Certain industries and territories are also known to be more litigious or generally award higher damages. For example, the United States and Canada present notably higher exposures, and some PL policies may include limitations on claims from those jurisdictions.

3. End use

Thinking should not be limited solely to customers’ immediate dealings, but also the end use of a product or service.

For example, the potential liabilities of a metal bolt manufacturer are significantly higher if the bolts are ultimately used within a safety critical part of an automobile engine.

4. Common policy terms

Many PL policies include some common policy terms to be aware of.

In particular, while public liability is written on an ‘any one occurrence’ basis, products liability is typically offered as an ‘aggregate’ limit of indemnity.
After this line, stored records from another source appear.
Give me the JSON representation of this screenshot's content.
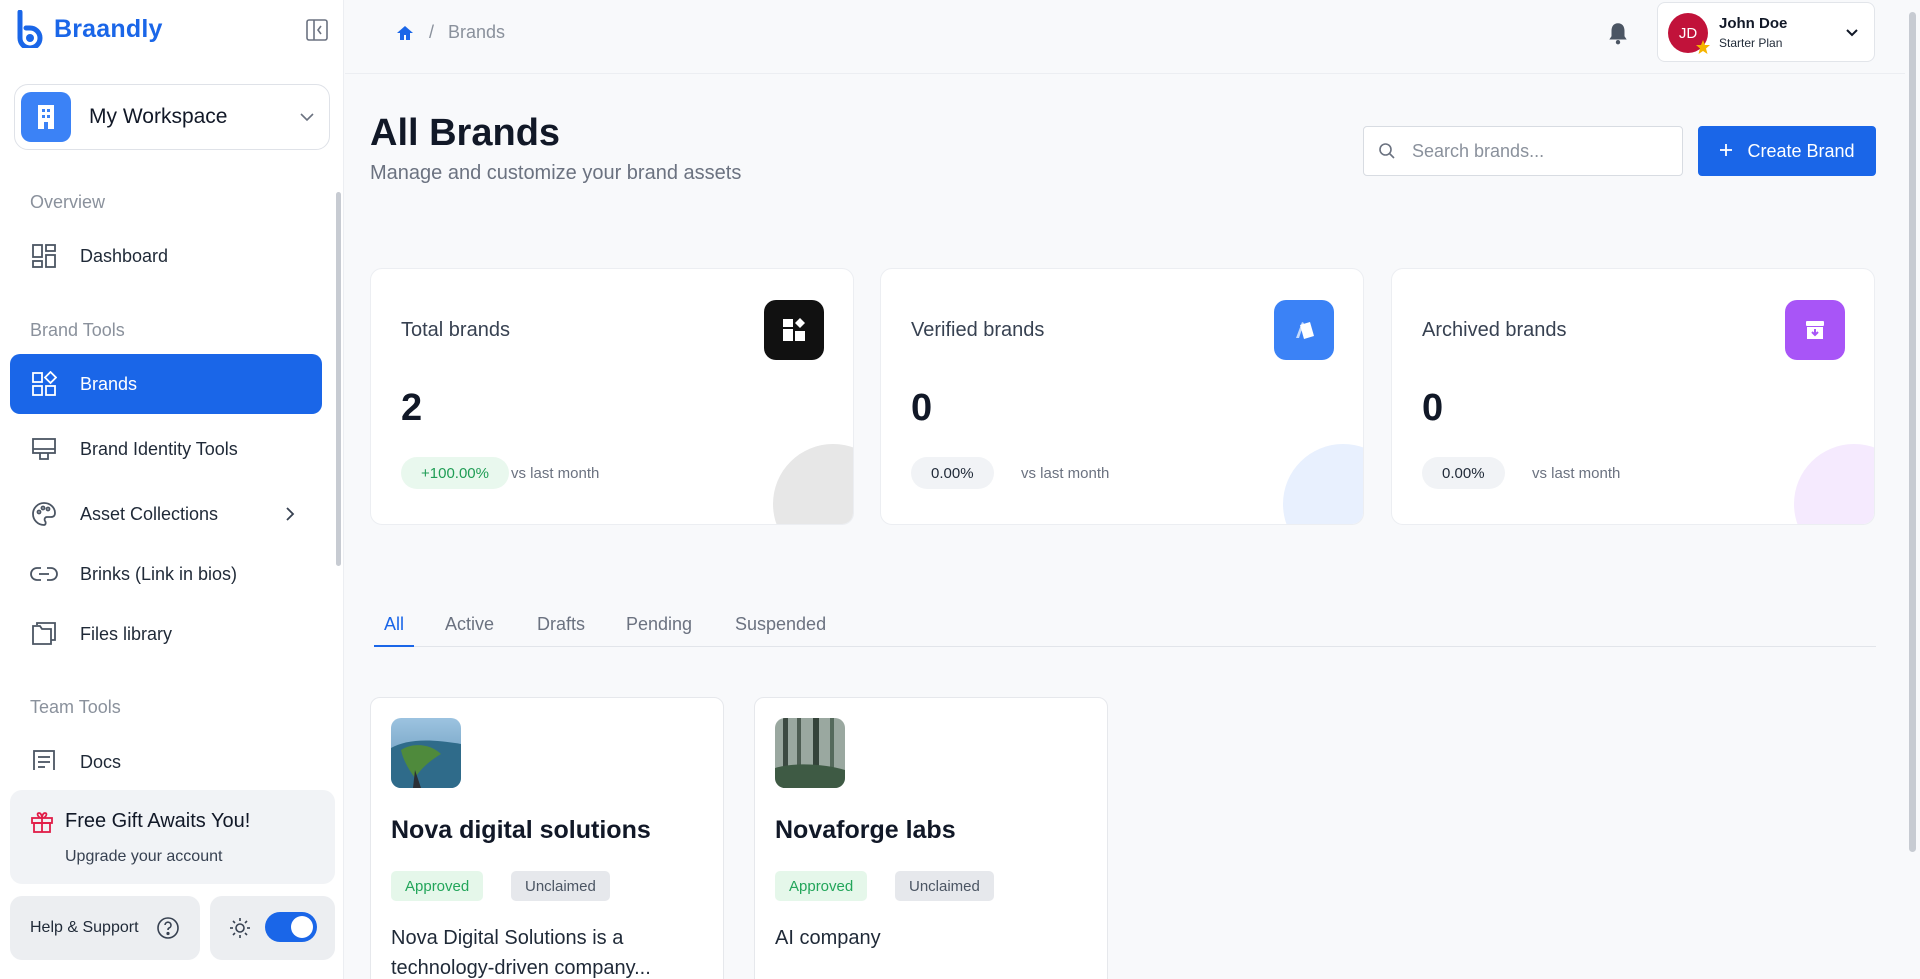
{
  "brand": {
    "name": "Braandly",
    "color": "#1a66e8"
  },
  "workspace": {
    "name": "My Workspace"
  },
  "sidebar": {
    "sections": [
      {
        "label": "Overview"
      },
      {
        "label": "Brand Tools"
      },
      {
        "label": "Team Tools"
      }
    ],
    "items": [
      {
        "label": "Dashboard",
        "icon": "dashboard-icon"
      },
      {
        "label": "Brands",
        "icon": "brands-icon",
        "active": true
      },
      {
        "label": "Brand Identity Tools",
        "icon": "monitor-icon"
      },
      {
        "label": "Asset Collections",
        "icon": "palette-icon"
      },
      {
        "label": "Brinks (Link in bios)",
        "icon": "link-icon"
      },
      {
        "label": "Files library",
        "icon": "folder-icon"
      },
      {
        "label": "Docs",
        "icon": "document-icon"
      }
    ],
    "gift": {
      "title": "Free Gift Awaits You!",
      "subtitle": "Upgrade your account"
    },
    "help_label": "Help & Support"
  },
  "topbar": {
    "breadcrumb": {
      "current": "Brands"
    },
    "user": {
      "initials": "JD",
      "name": "John Doe",
      "plan": "Starter Plan"
    }
  },
  "main": {
    "title": "All Brands",
    "subtitle": "Manage and customize your brand assets",
    "search_placeholder": "Search brands...",
    "create_label": "Create Brand",
    "stats": [
      {
        "label": "Total brands",
        "value": "2",
        "change": "+100.00%",
        "vs": "vs last month",
        "icon_color": "#111111"
      },
      {
        "label": "Verified brands",
        "value": "0",
        "change": "0.00%",
        "vs": "vs last month",
        "icon_color": "#3b82f6"
      },
      {
        "label": "Archived brands",
        "value": "0",
        "change": "0.00%",
        "vs": "vs last month",
        "icon_color": "#a855f7"
      }
    ],
    "tabs": [
      "All",
      "Active",
      "Drafts",
      "Pending",
      "Suspended"
    ],
    "brands": [
      {
        "name": "Nova digital solutions",
        "status": "Approved",
        "claim": "Unclaimed",
        "description": "Nova Digital Solutions is a technology-driven company..."
      },
      {
        "name": "Novaforge labs",
        "status": "Approved",
        "claim": "Unclaimed",
        "description": "AI company"
      }
    ]
  }
}
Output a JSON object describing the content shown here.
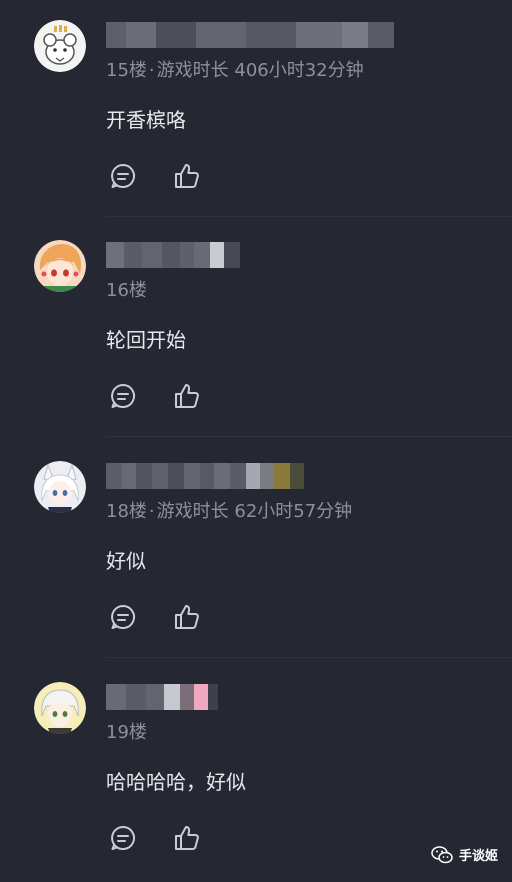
{
  "comments": [
    {
      "floor_meta": "15楼",
      "playtime": "游戏时长 406小时32分钟",
      "content": "开香槟咯",
      "avatar_icon": "rat-avatar-icon"
    },
    {
      "floor_meta": "16楼",
      "playtime": "",
      "content": "轮回开始",
      "avatar_icon": "anime-girl-avatar-icon"
    },
    {
      "floor_meta": "18楼",
      "playtime": "游戏时长 62小时57分钟",
      "content": "好似",
      "avatar_icon": "fox-girl-avatar-icon"
    },
    {
      "floor_meta": "19楼",
      "playtime": "",
      "content": "哈哈哈哈，好似",
      "avatar_icon": "white-hair-boy-avatar-icon"
    }
  ],
  "separator": "·",
  "watermark": {
    "label": "手谈姬",
    "icon": "wechat-icon"
  },
  "colors": {
    "background": "#252832",
    "text_primary": "#e7e8ec",
    "text_secondary": "#8d909a",
    "icon": "#c9ccd3"
  }
}
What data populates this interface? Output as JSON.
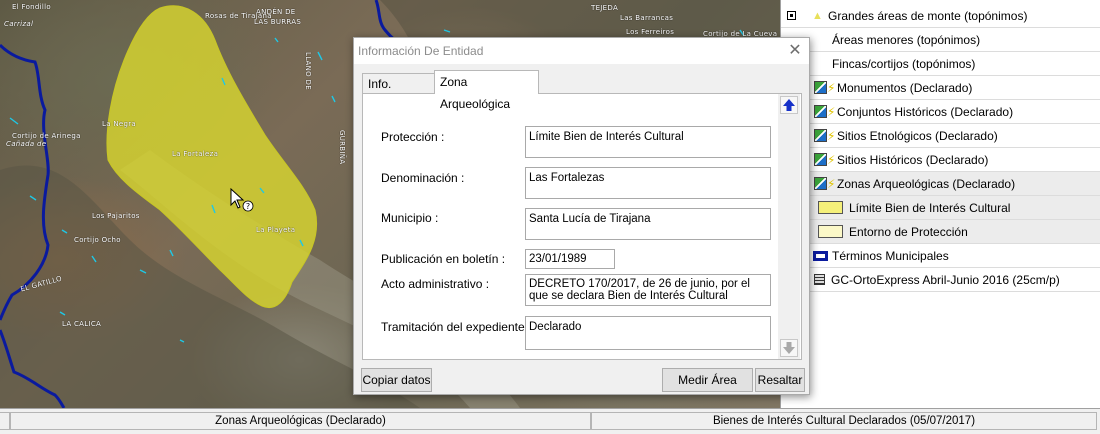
{
  "map": {
    "labels": [
      {
        "text": "El Fondillo"
      },
      {
        "text": "ANDÉN DE"
      },
      {
        "text": "LAS BURRAS"
      },
      {
        "text": "Carrizal"
      },
      {
        "text": "Rosas de Tirajana"
      },
      {
        "text": "La Negra"
      },
      {
        "text": "Cortijo de Arinega"
      },
      {
        "text": "TEJEDA"
      },
      {
        "text": "Los Ferreiros"
      },
      {
        "text": "Cortijo de La Cueva"
      },
      {
        "text": "Las Barrancas"
      },
      {
        "text": "Cortijo Ocho"
      },
      {
        "text": "Los Pajaritos"
      },
      {
        "text": "LLANO DE"
      },
      {
        "text": "EL GATILLO"
      },
      {
        "text": "LA CALICA"
      },
      {
        "text": "GURBIÑA"
      },
      {
        "text": "La Fortaleza"
      },
      {
        "text": "Cañada de"
      },
      {
        "text": "La Playeta"
      }
    ]
  },
  "legend": {
    "items": [
      {
        "label": "Grandes áreas de monte (topónimos)"
      },
      {
        "label": "Áreas menores (topónimos)"
      },
      {
        "label": "Fincas/cortijos (topónimos)"
      },
      {
        "label": "Monumentos (Declarado)"
      },
      {
        "label": "Conjuntos Históricos (Declarado)"
      },
      {
        "label": "Sitios Etnológicos (Declarado)"
      },
      {
        "label": "Sitios Históricos (Declarado)"
      },
      {
        "label": "Zonas Arqueológicas (Declarado)"
      },
      {
        "label": "Límite Bien de Interés Cultural"
      },
      {
        "label": "Entorno de Protección"
      },
      {
        "label": "Términos Municipales"
      },
      {
        "label": "GC-OrtoExpress Abril-Junio 2016 (25cm/p)"
      }
    ],
    "colors": {
      "bic_fill": "#f5f07a",
      "entorno_fill": "#fbf8c8",
      "municipal_border": "#0a1a9e"
    }
  },
  "dialog": {
    "title": "Información De Entidad",
    "close": "✕",
    "tabs": [
      {
        "label": "Info. General"
      },
      {
        "label": "Zona Arqueológica"
      }
    ],
    "fields": [
      {
        "label": "Protección :",
        "value": "Límite Bien de Interés Cultural"
      },
      {
        "label": "Denominación :",
        "value": "Las Fortalezas"
      },
      {
        "label": "Municipio :",
        "value": "Santa Lucía de Tirajana"
      },
      {
        "label": "Publicación en boletín :",
        "value": "23/01/1989"
      },
      {
        "label": "Acto administrativo :",
        "value": "DECRETO 170/2017, de 26 de junio, por el que se declara Bien de Interés Cultural"
      },
      {
        "label": "Tramitación del expediente :",
        "value": "Declarado"
      }
    ],
    "buttons": {
      "copy": "Copiar datos",
      "measure": "Medir Área",
      "highlight": "Resaltar"
    }
  },
  "status": {
    "layer": "Zonas Arqueológicas (Declarado)",
    "source": "Bienes de Interés Cultural Declarados (05/07/2017)"
  },
  "colors": {
    "polygon_fill": "#d8d630",
    "rivers": "#1d2bb0",
    "accent_blue": "#0a1a9e"
  }
}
This means that the limit of indemnity applies across all claims during the policy term, not each claim in isolation.

Customers with product-led businesses will therefore need to consider higher limits of indemnity in order to adequately manage product-related risks.

Other common limitations may relate to exports to the United States and Canada, or products for use in aircraft and activities involving radiation.

“At Zurich we strive to offer cover that fully meets our customers’ needs,” says Alan. “We have a variety of PL solutions available, many tailored to specific trades, and take a flexible approach to underwriting.”

How we can help

Zurich is a market leader in Public and Products Liability and handles more bodily injury claims than any other insurer in the UK.

In addition to insurance, our expert Risk Engineering team can help prevent incidents occurring and advise on processes to reduce the size of claims when they do happen.

For more information on anything discussed in the article, or to discuss options for increasing limits of indemnity, please speak with your local Zurich contact.

Case study – from £6.8m to £10.7m

In this real Zurich claim, a cyclist hit a pole due to the alleged negligence of our insured. They sustained a brain injury requiring long-term care.

• Claim reserve before 27 February 2017 (+2.5% rate) – £6.8m

• Claim reserve after 27 February 2017 (-0.75% rate) – £10.7m

The change in personal injury discount rate caused the likely future care costs settlement to increase by £3m alone. Overall claim reserve increased by £3.9m in response to the change.